The number of requirements is the basic information for estimating a testing project. From it, my organization has metrics that guide us to estimate a testing project. The table below shows the metrics used to estimate a testing project. The team size is 01 testing engineer.

	Metric	Value
1	Number of testcases created for each requirement	4,53
2	Number of testcases developed by Working day	14,47
3	Number of testcases executed by Working day	10,20
4	Number of ARs for testcase	0,77
5	Number of ARs verified by Working day	24,64

For instance, if we have a project with 70 functional requirements and a testing team size of 2 engineers, we reach the following estimates:

Metric	Value
Number of testcases – based on metric 1	317,10
Preparation phase – based on metric 2	11 working days
Execution phase – based on metric 3	16 working days
Number of ARs – based on metric 4	244 ARs
Regression phase – based on metric 5	6 working days

The testing duration is estimated in 22 (16+6) working days. Plus, 11 working days for preparing it.

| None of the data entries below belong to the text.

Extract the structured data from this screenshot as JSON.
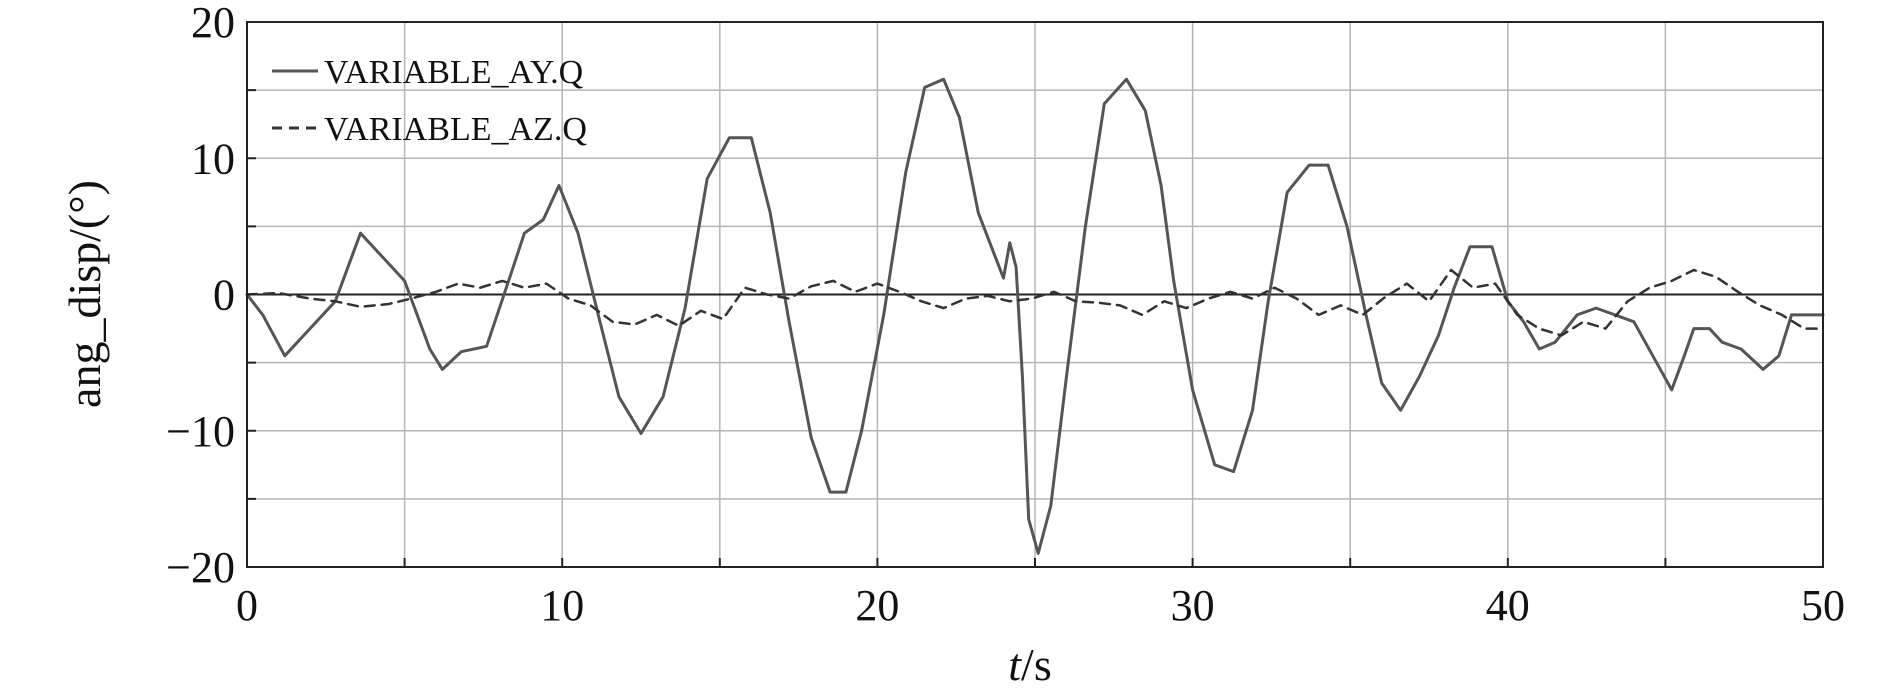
{
  "chart_data": {
    "type": "line",
    "title": "",
    "xlabel_italic": "t",
    "xlabel_unit": "/s",
    "ylabel": "ang_disp/(°)",
    "xlim": [
      0,
      50
    ],
    "ylim": [
      -20,
      20
    ],
    "xticks": [
      0,
      10,
      20,
      30,
      40,
      50
    ],
    "yticks": [
      20,
      10,
      0,
      -10,
      -20
    ],
    "ytick_labels": [
      "20",
      "10",
      "0",
      "−10",
      "−20"
    ],
    "xgrid_step": 5,
    "ygrid_step": 5,
    "grid": true,
    "zero_line": true,
    "legend_position": "top-left",
    "series": [
      {
        "name": "VARIABLE_AY.Q",
        "style": "solid",
        "color": "#555555",
        "x": [
          0,
          0.5,
          1.2,
          2,
          2.8,
          3.6,
          4.2,
          5,
          5.8,
          6.2,
          6.8,
          7.6,
          8.3,
          8.8,
          9.4,
          9.9,
          10.5,
          11.2,
          11.8,
          12.5,
          13.2,
          13.9,
          14.6,
          15.3,
          16,
          16.6,
          17.2,
          17.9,
          18.5,
          19,
          19.5,
          20.2,
          20.9,
          21.5,
          22.1,
          22.6,
          23.2,
          23.7,
          24,
          24.2,
          24.4,
          24.6,
          24.8,
          25.1,
          25.5,
          26,
          26.6,
          27.2,
          27.9,
          28.5,
          29,
          29.4,
          30,
          30.7,
          31.3,
          31.9,
          32.4,
          33,
          33.7,
          34.3,
          34.9,
          35.5,
          36,
          36.6,
          37.2,
          37.8,
          38.3,
          38.8,
          39.5,
          40,
          40.5,
          41,
          41.5,
          42.2,
          42.8,
          43.4,
          44,
          44.6,
          45.2,
          45.6,
          45.9,
          46.4,
          46.8,
          47.4,
          48.1,
          48.6,
          49,
          49.5,
          50
        ],
        "values": [
          0,
          -1.5,
          -4.5,
          -2.5,
          -0.5,
          4.5,
          3,
          1,
          -4,
          -5.5,
          -4.2,
          -3.8,
          1,
          4.5,
          5.5,
          8,
          4.5,
          -2,
          -7.5,
          -10.2,
          -7.5,
          -1,
          8.5,
          11.5,
          11.5,
          6,
          -2,
          -10.5,
          -14.5,
          -14.5,
          -10,
          -1.5,
          9,
          15.2,
          15.8,
          13,
          6,
          3,
          1.2,
          3.8,
          2,
          -6,
          -16.5,
          -19,
          -15.5,
          -6,
          5,
          14,
          15.8,
          13.5,
          8,
          1,
          -7,
          -12.5,
          -13,
          -8.5,
          -0.5,
          7.5,
          9.5,
          9.5,
          5,
          -1.5,
          -6.5,
          -8.5,
          -6,
          -3,
          0.5,
          3.5,
          3.5,
          -0.5,
          -2,
          -4,
          -3.5,
          -1.5,
          -1,
          -1.5,
          -2,
          -4.5,
          -7,
          -4.5,
          -2.5,
          -2.5,
          -3.5,
          -4,
          -5.5,
          -4.5,
          -1.5,
          -1.5,
          -1.5
        ]
      },
      {
        "name": "VARIABLE_AZ.Q",
        "style": "dashed",
        "color": "#333333",
        "x": [
          0,
          1,
          2,
          2.8,
          3.6,
          4.5,
          5.2,
          6,
          6.7,
          7.4,
          8.1,
          8.8,
          9.5,
          10.2,
          10.9,
          11.6,
          12.3,
          13,
          13.7,
          14.4,
          15.1,
          15.8,
          16.5,
          17.2,
          17.9,
          18.6,
          19.3,
          20,
          20.7,
          21.4,
          22.1,
          22.8,
          23.5,
          24.2,
          24.9,
          25.6,
          26.3,
          27,
          27.7,
          28.4,
          29.1,
          29.8,
          30.5,
          31.2,
          31.9,
          32.6,
          33.3,
          34,
          34.7,
          35.4,
          36.1,
          36.8,
          37.5,
          38.2,
          38.9,
          39.6,
          40.3,
          41,
          41.7,
          42.4,
          43.1,
          43.8,
          44.5,
          45.2,
          45.9,
          46.6,
          47.3,
          48,
          48.7,
          49.4,
          50
        ],
        "values": [
          0,
          0.1,
          -0.3,
          -0.5,
          -0.9,
          -0.7,
          -0.3,
          0.2,
          0.8,
          0.5,
          1,
          0.5,
          0.8,
          -0.3,
          -0.8,
          -2,
          -2.2,
          -1.5,
          -2.3,
          -1.2,
          -1.8,
          0.5,
          0,
          -0.3,
          0.6,
          1,
          0.2,
          0.8,
          0.2,
          -0.5,
          -1,
          -0.3,
          -0.1,
          -0.5,
          -0.3,
          0.2,
          -0.5,
          -0.6,
          -0.8,
          -1.5,
          -0.5,
          -1,
          -0.3,
          0.2,
          -0.3,
          0.5,
          -0.3,
          -1.5,
          -0.8,
          -1.5,
          -0.2,
          0.8,
          -0.5,
          1.8,
          0.5,
          0.8,
          -1.5,
          -2.5,
          -3,
          -2,
          -2.5,
          -0.5,
          0.5,
          1,
          1.8,
          1.3,
          0.2,
          -0.8,
          -1.5,
          -2.5,
          -2.5
        ]
      }
    ]
  }
}
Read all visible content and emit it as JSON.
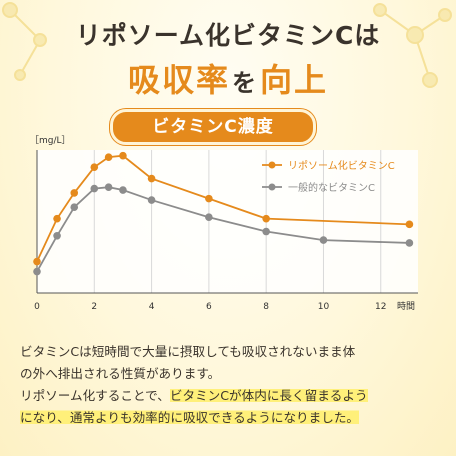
{
  "headline": {
    "line1": "リポソーム化ビタミンCは",
    "line2_part1": "吸収率",
    "line2_part2": "を",
    "line2_part3": "向上"
  },
  "banner": {
    "label": "ビタミンC濃度"
  },
  "colors": {
    "accent": "#e58a1c",
    "gray": "#8c8c8c",
    "highlight": "#fff07a"
  },
  "chart_data": {
    "type": "line",
    "ylabel": "［mg/L］",
    "xlabel": "時間",
    "xticks": [
      0,
      2,
      4,
      6,
      8,
      10,
      12
    ],
    "xlim": [
      0,
      13.3
    ],
    "ylim": [
      0,
      100
    ],
    "grid": "vertical",
    "legend_position": "top-right",
    "series": [
      {
        "name": "リポソーム化ビタミンC",
        "color": "#e58a1c",
        "x": [
          0,
          0.7,
          1.3,
          2,
          2.5,
          3,
          4,
          6,
          8,
          13
        ],
        "y": [
          22,
          52,
          70,
          88,
          95,
          96,
          80,
          66,
          52,
          48
        ]
      },
      {
        "name": "一般的なビタミンC",
        "color": "#8c8c8c",
        "x": [
          0,
          0.7,
          1.3,
          2,
          2.5,
          3,
          4,
          6,
          8,
          10,
          13
        ],
        "y": [
          15,
          40,
          60,
          73,
          74,
          72,
          65,
          53,
          43,
          37,
          35
        ]
      }
    ]
  },
  "body": {
    "line1": "ビタミンCは短時間で大量に摂取しても吸収されないまま体",
    "line2": "の外へ排出される性質があります。",
    "line3_plain": "リポソーム化することで、",
    "line3_highlight": "ビタミンCが体内に長く留まるよう",
    "line4_highlight": "になり、通常よりも効率的に吸収できるようになりました。"
  }
}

5^th Rule: Estimation shall never forget the past

I have not sent away the past. The testing team continues using the old process and the spreadsheet. After the estimation is done following the new rules, the testing team estimates again using the old process in order to compare both results.

Normally, the results from the new estimate process are cheaper and faster than the old one in about 20 to 25%. If the testing team gets a different percentage, the testing team returns to the process in order to understand if something was missed.

6^th Rule: Estimation shall be recorded

All decisions should be recorded. It is very important because if requirements change for any reason, the records would help the testing team to estimate again. The testing team would not need to return for all steps and take the same decisions again. Sometimes, it is an opportunity to adjust the estimation made earlier.

7^th Rule: Estimation shall be supported by tools

A new spreadsheet has been created containing metrics that help to reach the estimation quickly. The spreadsheet calculates automatically the costs and duration for each testing phase.

There is also a letter template that contains some sections such as: cost table, risks, and free notes to be filled out. This letter is sent to the customer. It also shows the different options for testing that can help the customer decides which kind of test he needs.

8^th Rule: Estimation shall always be verified

Finally, All estimation should be verified. I’ve created another spreadsheet for recording the estimations. The estimation is compared to the previous ones recorded in a spreadsheet to see if they have similar trend. If the estimation has any deviation from the recorded ones, then a re-estimation should be made.